Now she sighs, walking to the window to peer out. “You’re so stubborn. If you would just … ” She stops, begins again. “One of the side effects of the illusion on you is that I can’t tell you a thing about why I placed it in the first p-place. If I’m around when you discover something from the past, I have no choice b-but to remove the evidence.” She grips the windowsill with white fingers. “My own essence makes sure I do, and that I don’t speak of it, or it causes me searing pain. Which is part of the reason I’ve been so vague with you.”
An illusion? That’s when I put another piece of the puzzle together. She’s the one who made the newspaper disappear. How long has she been watching me?

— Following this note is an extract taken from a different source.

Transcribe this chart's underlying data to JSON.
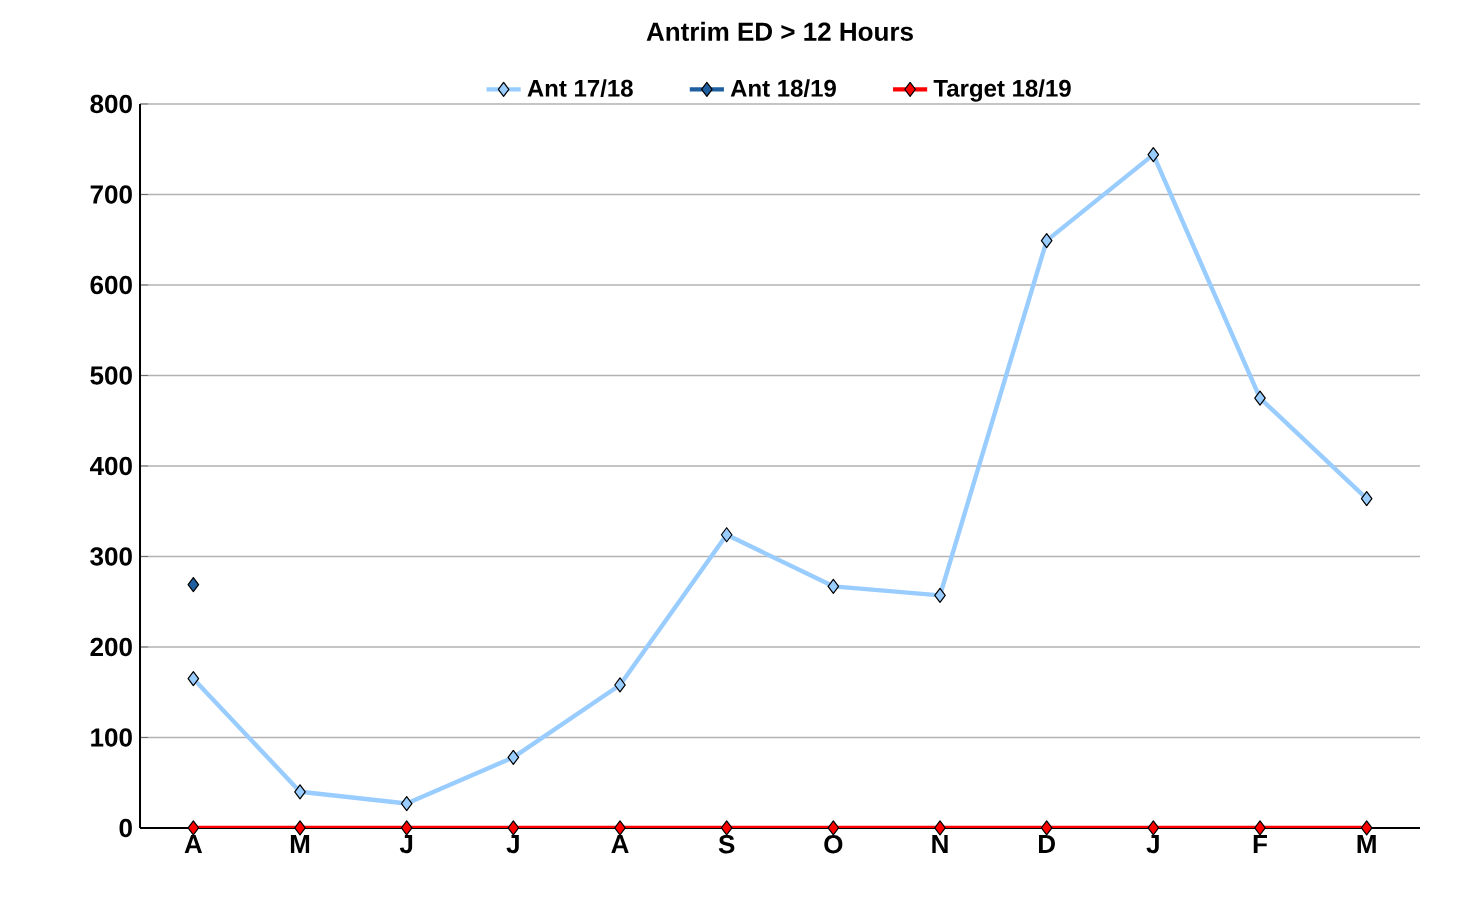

Putting aside thousands of questions—about this, about Nightmare, Landon’s murder, their mother and the stone house, my past, the power—I ask the question that’s been stalking me since all this began. “Do you know why Courage told me I would need Joshua?”
“Because I told him I thought the boy could break through!” she explodes. She’s agitated; she speaks with her arms, waving them around her head and pacing the floor. “It would’ve been the quickest way. It seemed like you were feeling something for him. All the signs were there! You were smiling, letting him close. I saw the way you looked at him when he brought you to see those ridiculous bugs.” Then, abruptly, she stops, rubbing her temples. She forces her tone to be even. “I haven’t seen you look at anyone like that since … ” She trails off, shaking her head.